Jose Lopes Esteves
Information security research engineer at ANSSI
Jose Lopes Esteves
A Ghost in your Transmitter: analyzing polyglot signals for physical layer covert channels detection
During the last 5 years, the possibility of using physical covert channels to communicate with air-gapped information systems has been widely investigated, the main idea being the instrumentation of software or hardware components in order to code information on a shared physical medium. In complement, logical covert channels in communication protocols have been intensively studied for several decades, mostly relying on unused or reserved fields in frames at logical layers or on the instrumentation of timings and state transitions in the target protocols. Interestingly, the exploitation of physical layer characteristics of legitimate transmissions as covert channels seems to have been underestimated. More recently, an approach was proposed to superimpose two different protocols, one ASK-based and one PSK-based, within the same transmitted PHY frames, thus illustrating the possibility of covert channels using so-called polyglot signals.
In this study, we decided to focus on the possibility of using a compromised radiofrequency transceiver in order to create a covert channel on the physical layer while preserving a legitimate communication. To this end, we considered a classical QPSK transmission system on which a covert communication was implemented by modulating the legitimate (modulated) signal. Several modulation schemes were formalized showing that covert channels based on polyglot signals are not restricted to the use of complementary carrier characteristics (e.g. amplitude for channel 1 and phase for channel 2). For each attack model, a specific receiver has been designed. Finally, we will show that the detection of this kind of RF covert channel, which is not possible with a classical receiver, can be achieved by monitoring some simple RF characteristics with state-of-the-art signal processing algorithms.

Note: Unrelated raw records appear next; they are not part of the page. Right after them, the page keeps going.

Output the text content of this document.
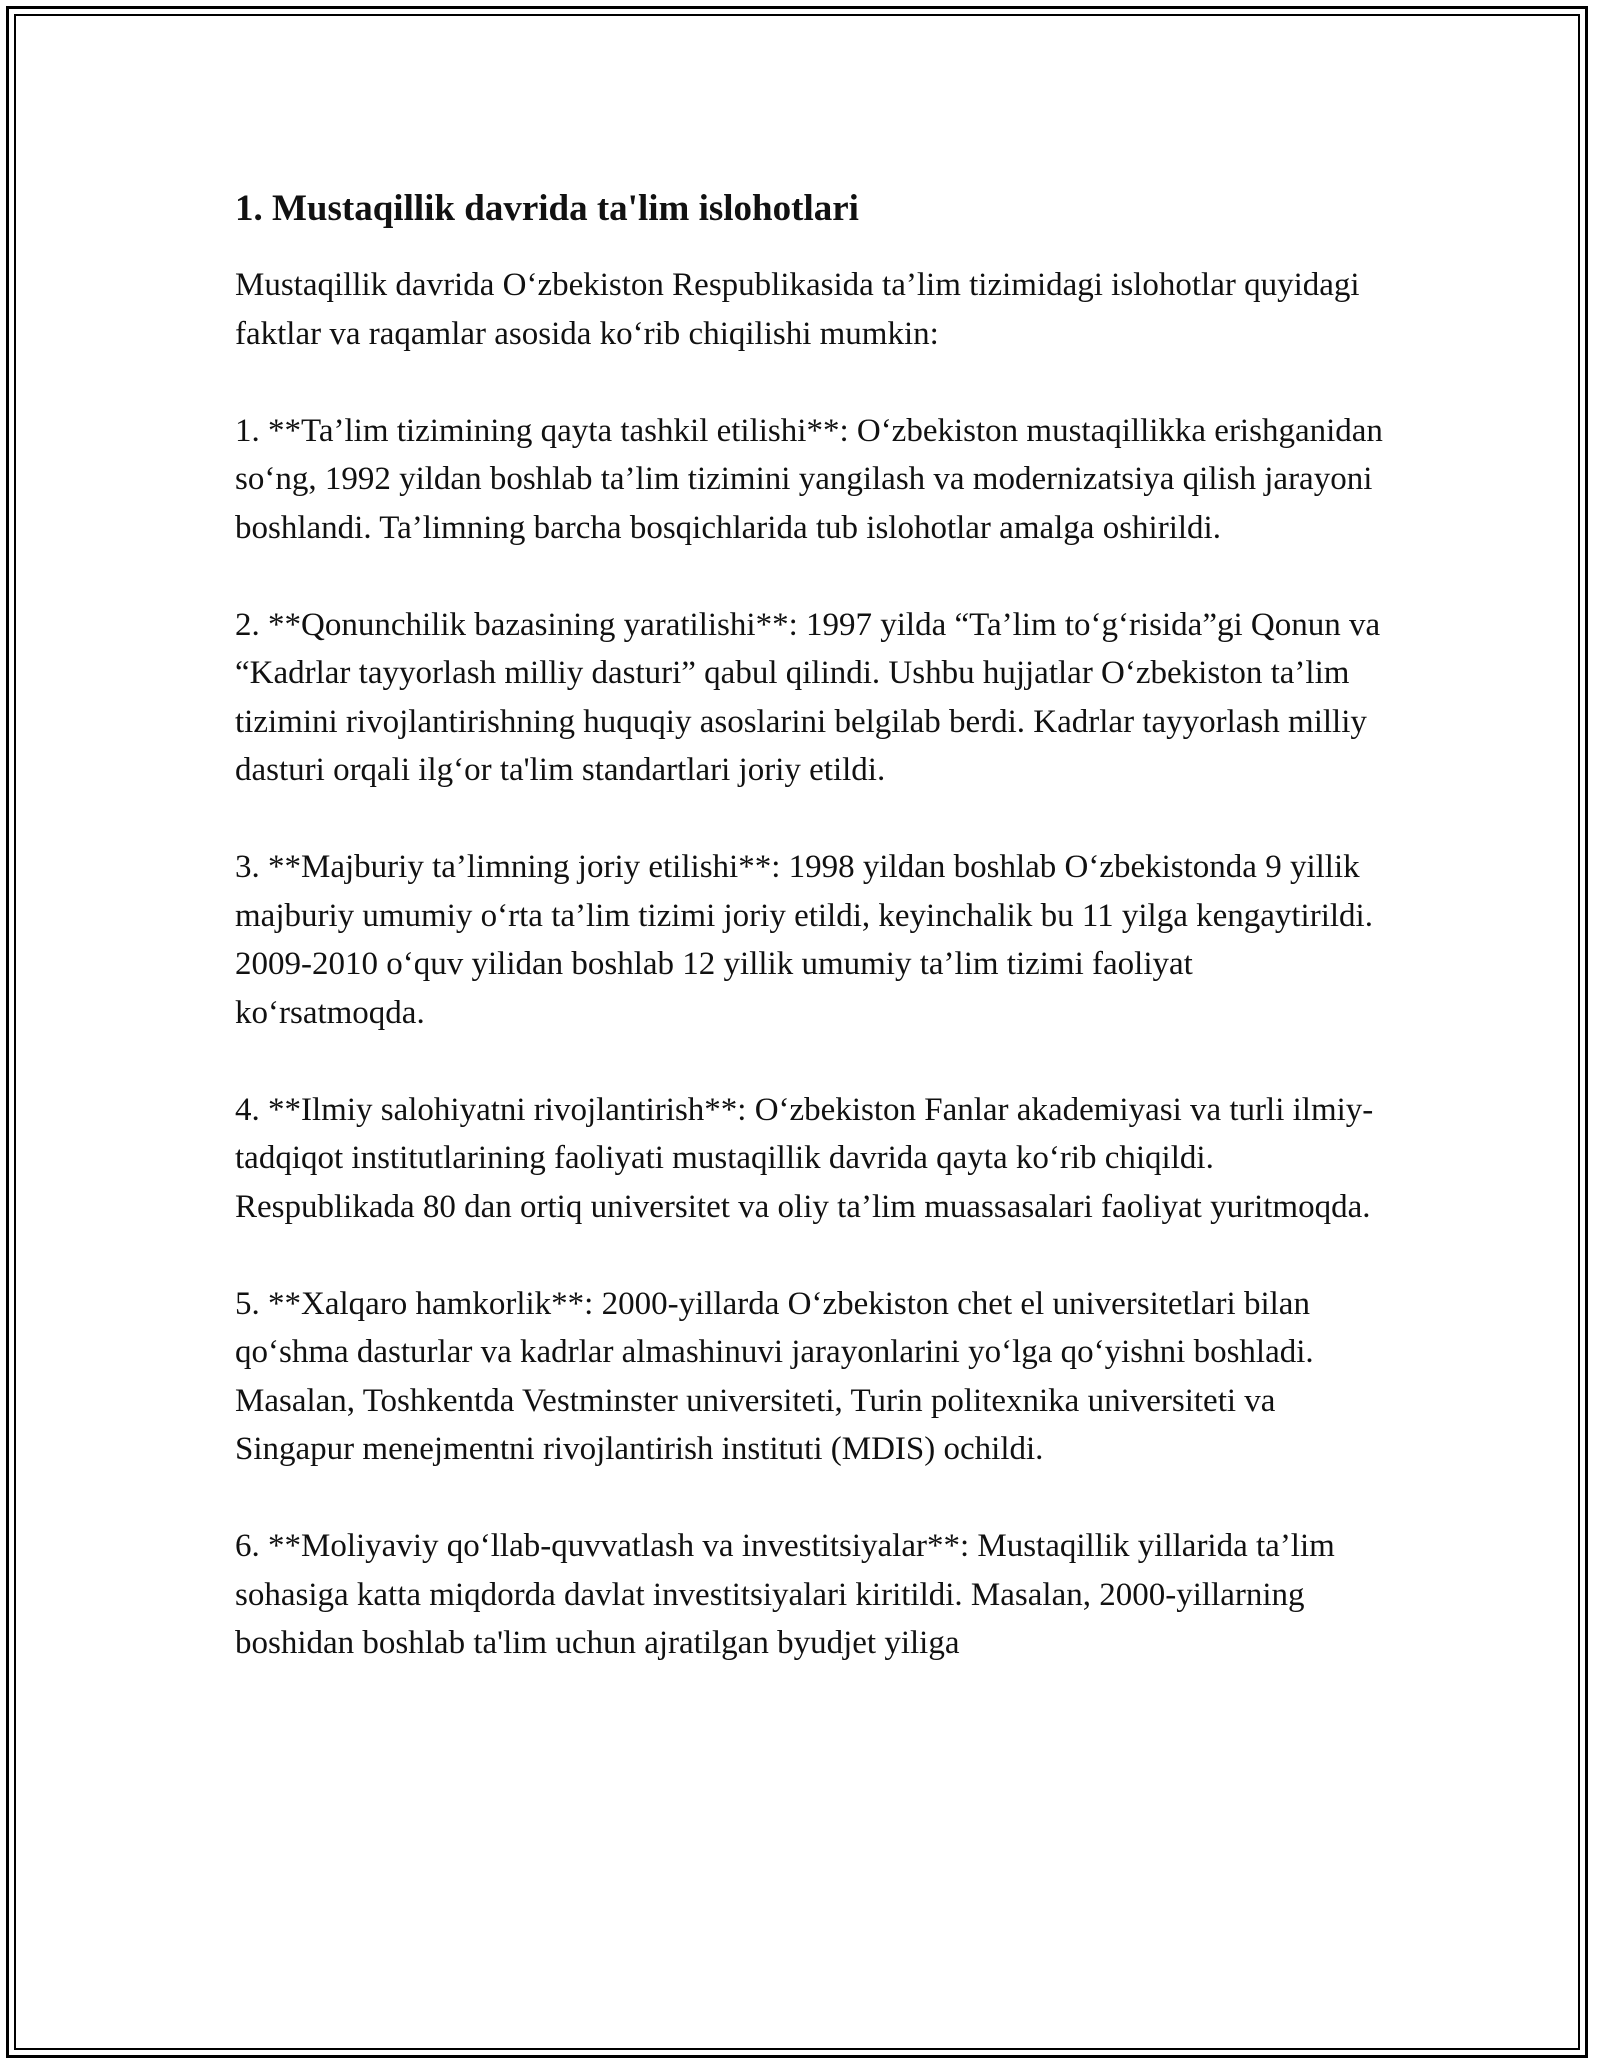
1. Mustaqillik davrida ta'lim islohotlari

Mustaqillik davrida O‘zbekiston Respublikasida ta’lim tizimidagi islohotlar quyidagi faktlar va raqamlar asosida ko‘rib chiqilishi mumkin:

1. **Ta’lim tizimining qayta tashkil etilishi**: O‘zbekiston mustaqillikka erishganidan so‘ng, 1992 yildan boshlab ta’lim tizimini yangilash va modernizatsiya qilish jarayoni boshlandi. Ta’limning barcha bosqichlarida tub islohotlar amalga oshirildi.

2. **Qonunchilik bazasining yaratilishi**: 1997 yilda “Ta’lim to‘g‘risida”gi Qonun va “Kadrlar tayyorlash milliy dasturi” qabul qilindi. Ushbu hujjatlar O‘zbekiston ta’lim tizimini rivojlantirishning huquqiy asoslarini belgilab berdi. Kadrlar tayyorlash milliy dasturi orqali ilg‘or ta'lim standartlari joriy etildi.

3. **Majburiy ta’limning joriy etilishi**: 1998 yildan boshlab O‘zbekistonda 9 yillik majburiy umumiy o‘rta ta’lim tizimi joriy etildi, keyinchalik bu 11 yilga kengaytirildi. 2009-2010 o‘quv yilidan boshlab 12 yillik umumiy ta’lim tizimi faoliyat ko‘rsatmoqda.

4. **Ilmiy salohiyatni rivojlantirish**: O‘zbekiston Fanlar akademiyasi va turli ilmiy-tadqiqot institutlarining faoliyati mustaqillik davrida qayta ko‘rib chiqildi. Respublikada 80 dan ortiq universitet va oliy ta’lim muassasalari faoliyat yuritmoqda.

5. **Xalqaro hamkorlik**: 2000-yillarda O‘zbekiston chet el universitetlari bilan qo‘shma dasturlar va kadrlar almashinuvi jarayonlarini yo‘lga qo‘yishni boshladi. Masalan, Toshkentda Vestminster universiteti, Turin politexnika universiteti va Singapur menejmentni rivojlantirish instituti (MDIS) ochildi.

6. **Moliyaviy qo‘llab-quvvatlash va investitsiyalar**: Mustaqillik yillarida ta’lim sohasiga katta miqdorda davlat investitsiyalari kiritildi. Masalan, 2000-yillarning boshidan boshlab ta'lim uchun ajratilgan byudjet yiliga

Emmanuel Cottais Electromagnetic security researcher at ANSSI where he is working on threats related to spurious compromising emanations (TEMPEST).
Chaouki Kasmi Electromagnetic security researcher at ANSSI where he is working on threats related to spurious compromising emanations (TEMPEST) and intentional electromagnetic interferences (IEMI). Chaouki is giving lectures on EMSEC in French and foreign universities since 2010. Chaouki has also presented his researches in the framework of his PhD in Electronics at numerous national and international conferences including IEEE Conferences on EMC, AMEREM and URSI.
Jose Lopes Esteves Information security research engineer at ANSSI. His main interests are embedded systems security and wireless security. Jose also gives lectures on those topics in French universities. Before that he worked as a security evaluator and a pentester in a French ITSEC.